What the Discovery Channel neglected to include in postproduction was the super-human effort put out by the Diablosport crew to meet the Roadkill Nights drag race deadline. Seizing upon the chance to prove to the world on a very public stage that they are the undisputed leaders in the late-model Hemi tuning world, they dropped everything to make it happen, something that was never really given its due by the network’s antic-loving producers in the video editing suite.

“The Roadkill guys definitely looked bamboozled after we beat them.”Aaron Kaufman

006 1967 Dodge Dart Hellcat Supercharger Closeup Gas Monkey


The beastly Hellcat has been fitted with a smaller ATI blower pulley to increase boost, and long-tube headers to free up breathing.

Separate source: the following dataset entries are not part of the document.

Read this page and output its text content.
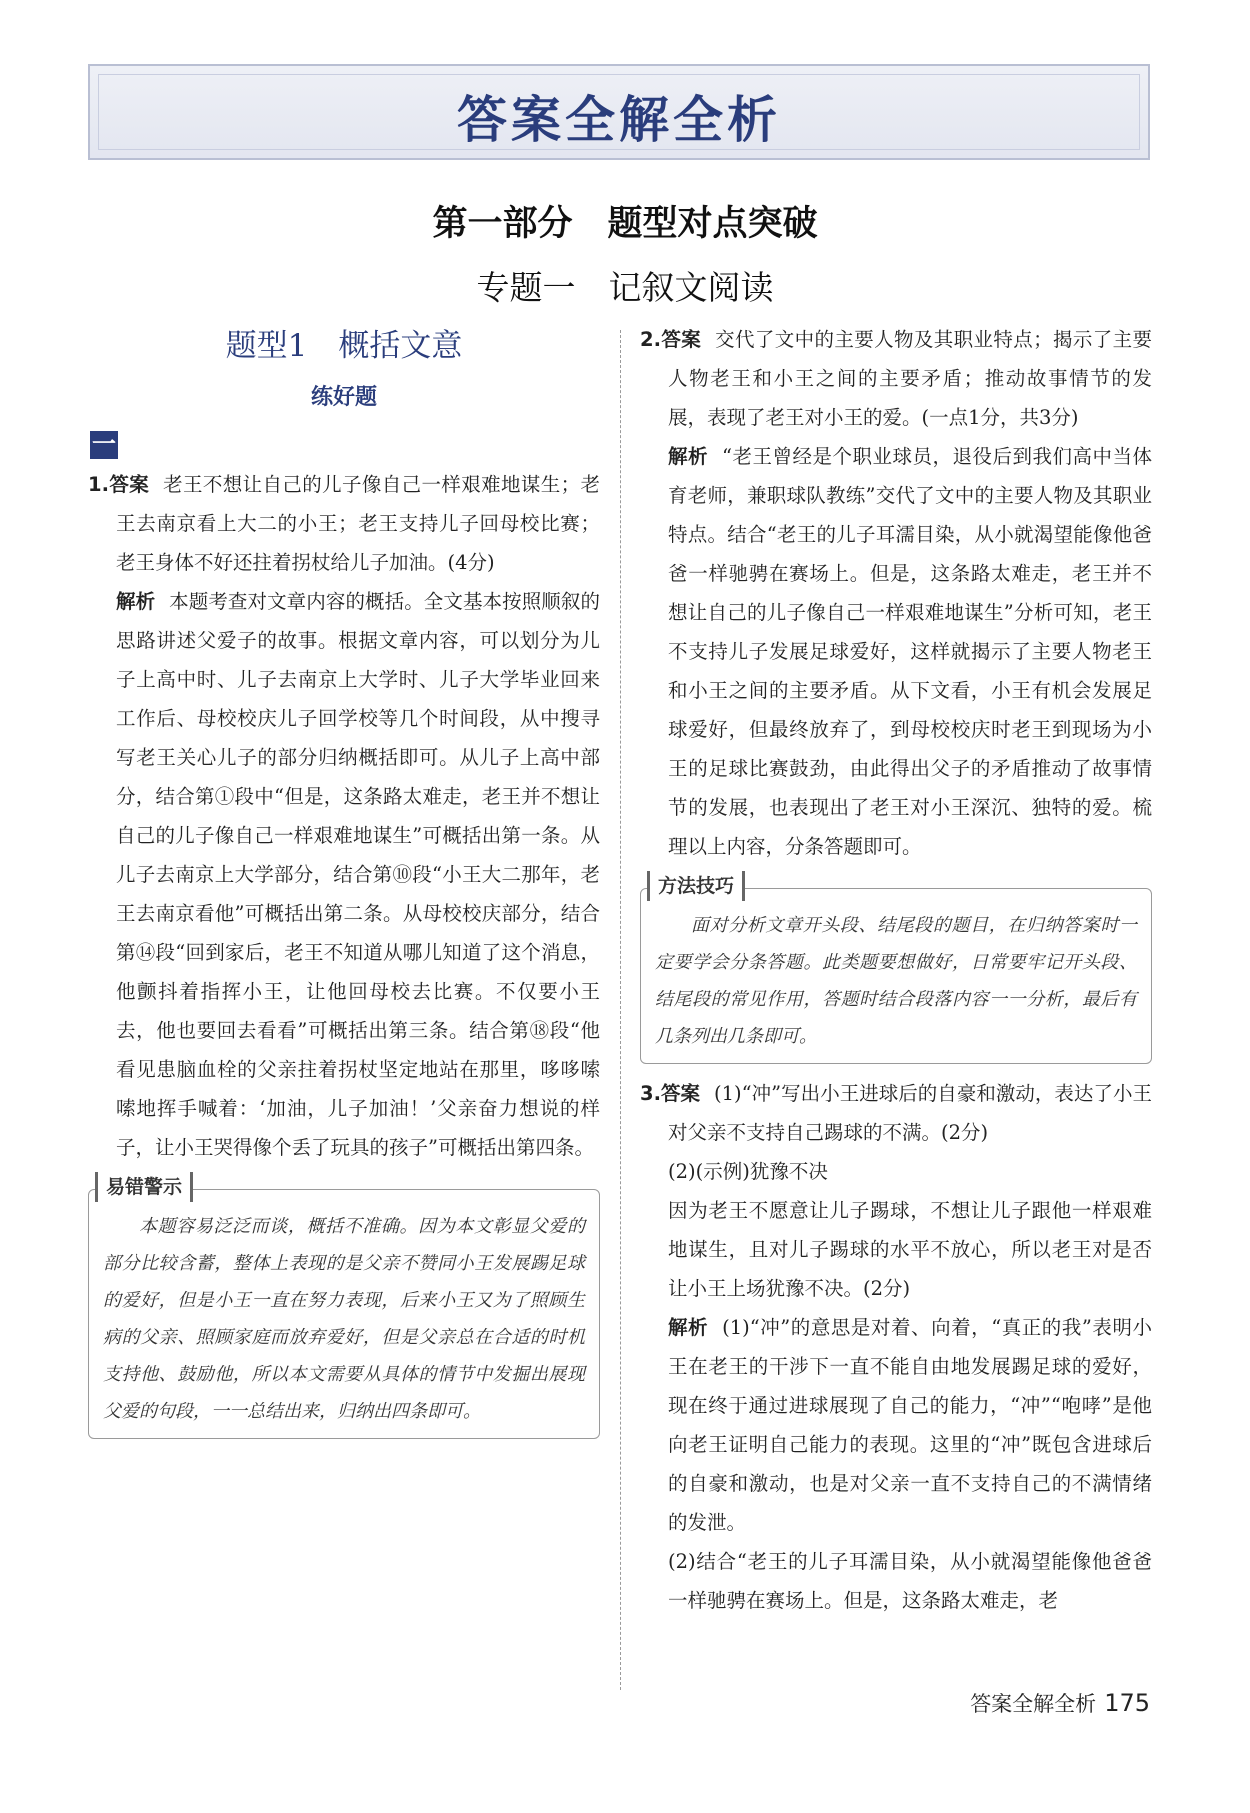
答案全解全析
第一部分　题型对点突破
专题一　记叙文阅读
题型1　概括文意
练好题
一

1.答案 老王不想让自己的儿子像自己一样艰难地谋生；老王去南京看上大二的小王；老王支持儿子回母校比赛；老王身体不好还拄着拐杖给儿子加油。(4分)

解析 本题考查对文章内容的概括。全文基本按照顺叙的思路讲述父爱子的故事。根据文章内容，可以划分为儿子上高中时、儿子去南京上大学时、儿子大学毕业回来工作后、母校校庆儿子回学校等几个时间段，从中搜寻写老王关心儿子的部分归纳概括即可。从儿子上高中部分，结合第①段中“但是，这条路太难走，老王并不想让自己的儿子像自己一样艰难地谋生”可概括出第一条。从儿子去南京上大学部分，结合第⑩段“小王大二那年，老王去南京看他”可概括出第二条。从母校校庆部分，结合第⑭段“回到家后，老王不知道从哪儿知道了这个消息，他颤抖着指挥小王，让他回母校去比赛。不仅要小王去，他也要回去看看”可概括出第三条。结合第⑱段“他看见患脑血栓的父亲拄着拐杖坚定地站在那里，哆哆嗦嗦地挥手喊着：‘加油，儿子加油！’父亲奋力想说的样子，让小王哭得像个丢了玩具的孩子”可概括出第四条。

易错警示

本题容易泛泛而谈，概括不准确。因为本文彰显父爱的部分比较含蓄，整体上表现的是父亲不赞同小王发展踢足球的爱好，但是小王一直在努力表现，后来小王又为了照顾生病的父亲、照顾家庭而放弃爱好，但是父亲总在合适的时机支持他、鼓励他，所以本文需要从具体的情节中发掘出展现父爱的句段，一一总结出来，归纳出四条即可。

2.答案 交代了文中的主要人物及其职业特点；揭示了主要人物老王和小王之间的主要矛盾；推动故事情节的发展，表现了老王对小王的爱。(一点1分，共3分)

解析 “老王曾经是个职业球员，退役后到我们高中当体育老师，兼职球队教练”交代了文中的主要人物及其职业特点。结合“老王的儿子耳濡目染，从小就渴望能像他爸爸一样驰骋在赛场上。但是，这条路太难走，老王并不想让自己的儿子像自己一样艰难地谋生”分析可知，老王不支持儿子发展足球爱好，这样就揭示了主要人物老王和小王之间的主要矛盾。从下文看，小王有机会发展足球爱好，但最终放弃了，到母校校庆时老王到现场为小王的足球比赛鼓劲，由此得出父子的矛盾推动了故事情节的发展，也表现出了老王对小王深沉、独特的爱。梳理以上内容，分条答题即可。

方法技巧

面对分析文章开头段、结尾段的题目，在归纳答案时一定要学会分条答题。此类题要想做好，日常要牢记开头段、结尾段的常见作用，答题时结合段落内容一一分析，最后有几条列出几条即可。

3.答案 (1)“冲”写出小王进球后的自豪和激动，表达了小王对父亲不支持自己踢球的不满。(2分)

(2)(示例)犹豫不决

因为老王不愿意让儿子踢球，不想让儿子跟他一样艰难地谋生，且对儿子踢球的水平不放心，所以老王对是否让小王上场犹豫不决。(2分)

解析 (1)“冲”的意思是对着、向着，“真正的我”表明小王在老王的干涉下一直不能自由地发展踢足球的爱好，现在终于通过进球展现了自己的能力，“冲”“咆哮”是他向老王证明自己能力的表现。这里的“冲”既包含进球后的自豪和激动，也是对父亲一直不支持自己的不满情绪的发泄。

(2)结合“老王的儿子耳濡目染，从小就渴望能像他爸爸一样驰骋在赛场上。但是，这条路太难走，老

答案全解全析 175
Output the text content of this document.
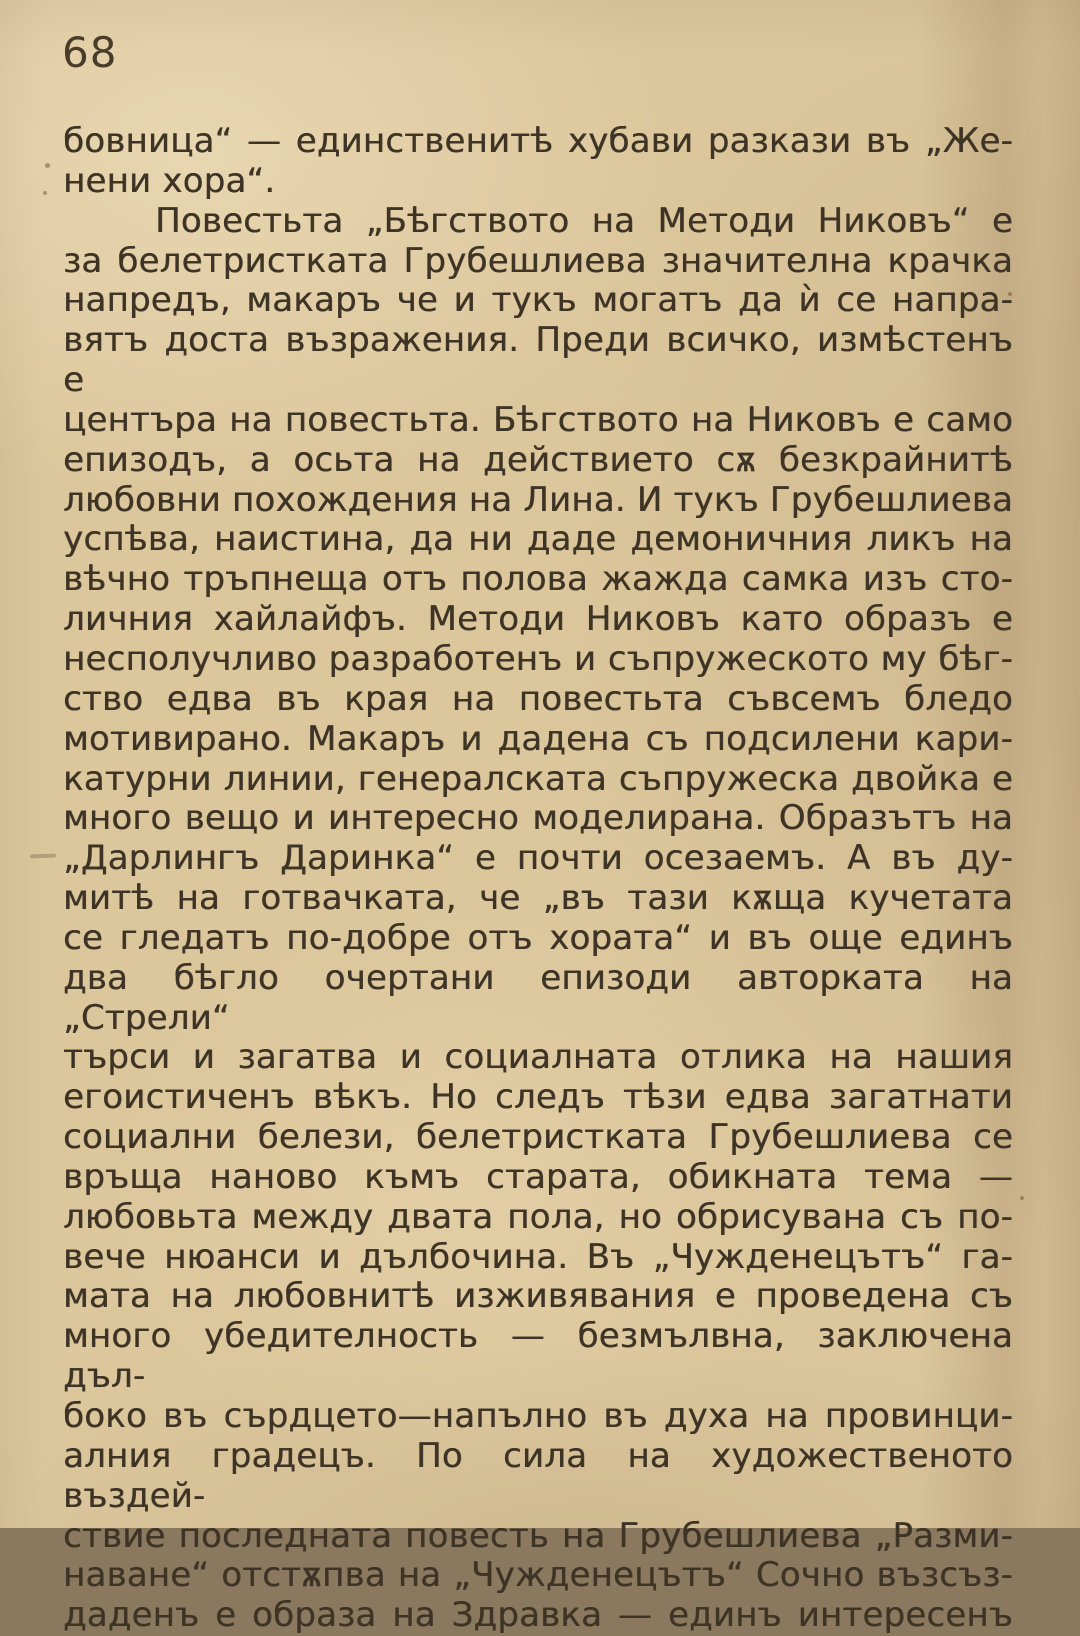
68
бовница“ — единственитѣ хубави разкази въ „Же-
нени хора“.
Повестьта „Бѣгството на Методи Никовъ“ е
за белетристката Грубешлиева значителна крачка
напредъ, макаръ че и тукъ могатъ да ѝ се напра-
вятъ доста възражения. Преди всичко, измѣстенъ е
центъра на повестьта. Бѣгството на Никовъ е само
епизодъ, а осьта на действието сѫ безкрайнитѣ
любовни похождения на Лина. И тукъ Грубешлиева
успѣва, наистина, да ни даде демоничния ликъ на
вѣчно тръпнеща отъ полова жажда самка изъ сто-
личния хайлайфъ. Методи Никовъ като образъ е
несполучливо разработенъ и съпружеското му бѣг-
ство едва въ края на повестьта съвсемъ бледо
мотивирано. Макаръ и дадена съ подсилени кари-
катурни линии, генералската съпружеска двойка е
много вещо и интересно моделирана. Образътъ на
„Дарлингъ Даринка“ е почти осезаемъ. А въ ду-
митѣ на готвачката, че „въ тази кѫща кучетата
се гледатъ по-добре отъ хората“ и въ още единъ
два бѣгло очертани епизоди авторката на „Стрели“
търси и загатва и социалната отлика на нашия
егоистиченъ вѣкъ. Но следъ тѣзи едва загатнати
социални белези, белетристката Грубешлиева се
връща наново къмъ старата, обикната тема —
любовьта между двата пола, но обрисувана съ по-
вече нюанси и дълбочина. Въ „Чужденецътъ“ га-
мата на любовнитѣ изживявания е проведена съ
много убедителность — безмълвна, заключена дъл-
боко въ сърдцето—напълно въ духа на провинци-
алния градецъ. По сила на художественото въздей-
ствие последната повесть на Грубешлиева „Разми-
наване“ отстѫпва на „Чужденецътъ“ Сочно възсъз-
даденъ е образа на Здравка — единъ интересенъ
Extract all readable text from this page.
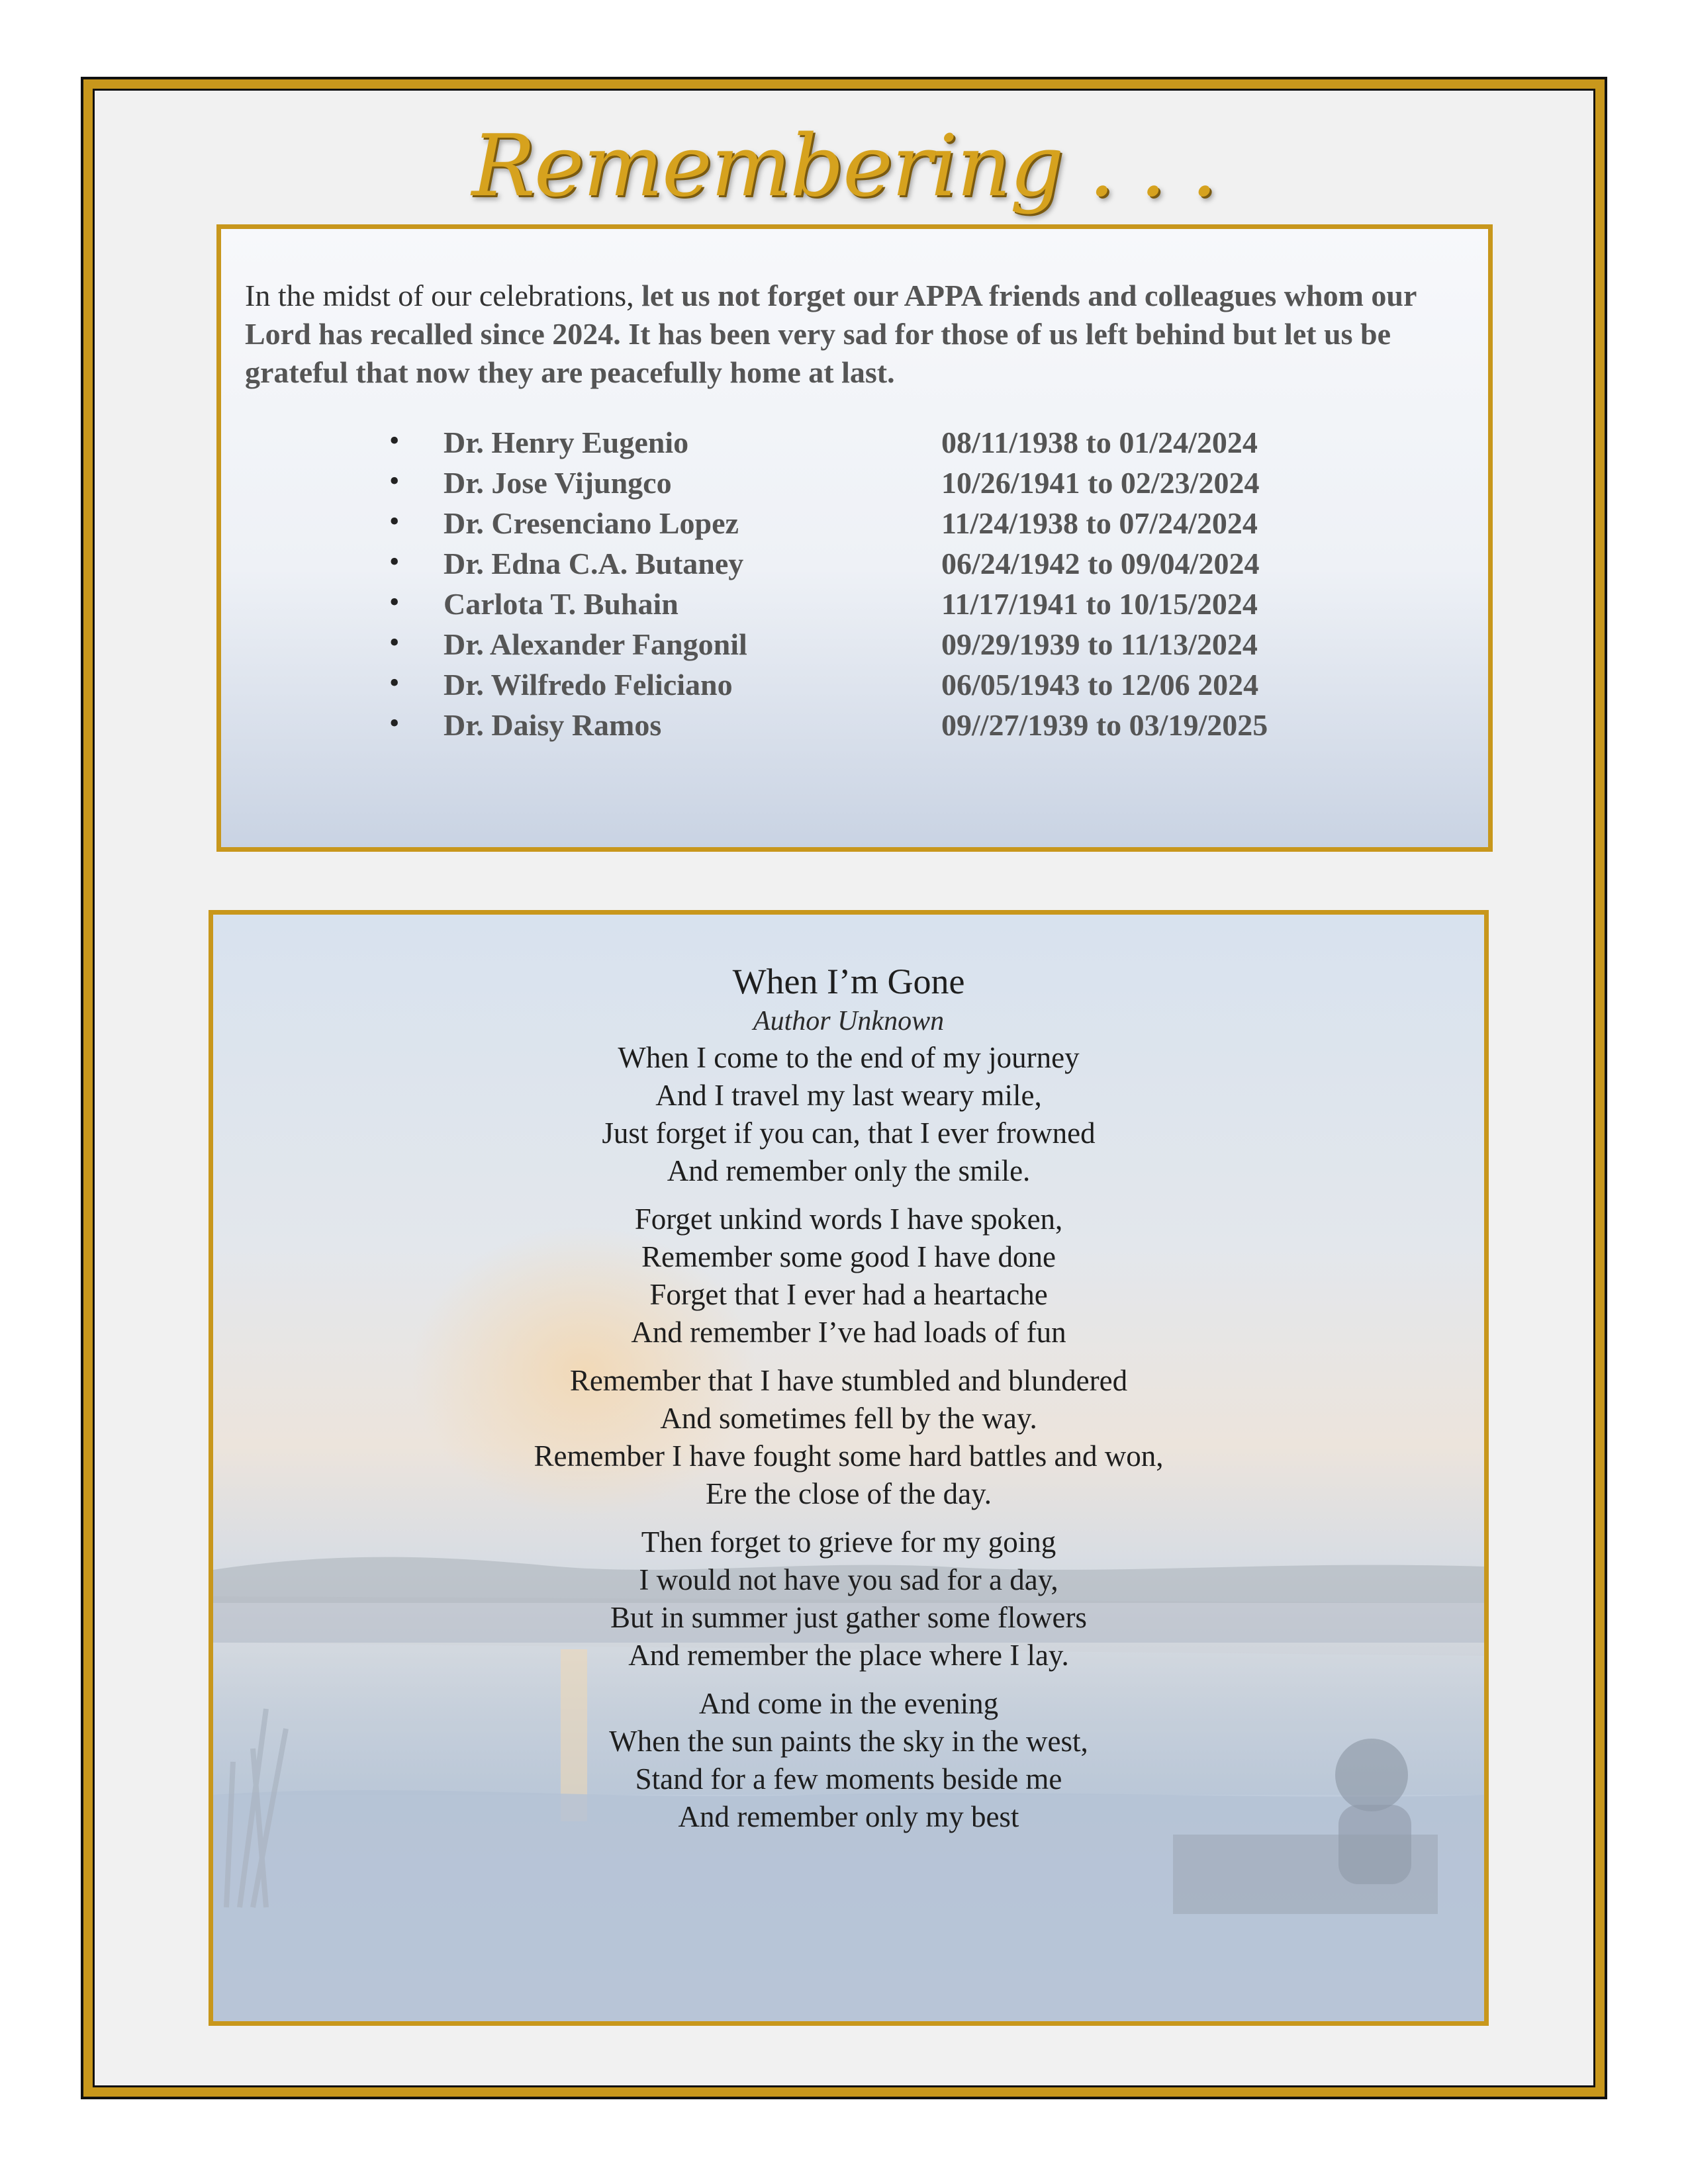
Remembering . . .

In the midst of our celebrations, let us not forget our APPA friends and colleagues whom our Lord has recalled since 2024. It has been very sad for those of us left behind but let us be grateful that now they are peacefully home at last.

• Dr. Henry Eugenio	08/11/1938 to 01/24/2024
• Dr. Jose Vijungco	10/26/1941 to 02/23/2024
• Dr. Cresenciano Lopez	11/24/1938 to 07/24/2024
• Dr. Edna C.A. Butaney	06/24/1942 to 09/04/2024
• Carlota T. Buhain	11/17/1941 to 10/15/2024
• Dr. Alexander Fangonil	09/29/1939 to 11/13/2024
• Dr. Wilfredo Feliciano	06/05/1943 to 12/06 2024
• Dr. Daisy Ramos	09//27/1939 to 03/19/2025
When I’m Gone
Author Unknown
When I come to the end of my journey
And I travel my last weary mile,
Just forget if you can, that I ever frowned
And remember only the smile.
Forget unkind words I have spoken,
Remember some good I have done
Forget that I ever had a heartache
And remember I’ve had loads of fun
Remember that I have stumbled and blundered
And sometimes fell by the way.
Remember I have fought some hard battles and won,
Ere the close of the day.
Then forget to grieve for my going
I would not have you sad for a day,
But in summer just gather some flowers
And remember the place where I lay.
And come in the evening
When the sun paints the sky in the west,
Stand for a few moments beside me
And remember only my best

Moreover, the transmission difficulty experienced by GMG wasn’t fully exposed—a fact that Mopar guys will point to as the result of bad karma. (That’s what happens when you use a GM transmission in a Dodge!) “The first torque converter we had in the car didn’t hit until 6,000 rpm. After we dyno’d the car on the Saturday before the race, we took it back to the shop and installed a tighter converter,” Aaron recounts. “We made 12 passes at the track the next day, and the car ran 6.60s banging the rev-limiter the entire length of the track. At this point, the Reverse bands starting wearing out, so we took the car back to the shop Sunday night, rebuilt the trans, and got another converter that we had to machine to fit our flexplate. We didn’t get done putting the car back together until midnight. We came back the next morning, did a burnout, drove it down the street, then loaded it up on the trailer. The third converter we installed was designed for a much bigger car, and fortunately, once we got to the race in Detroit the car ran great.”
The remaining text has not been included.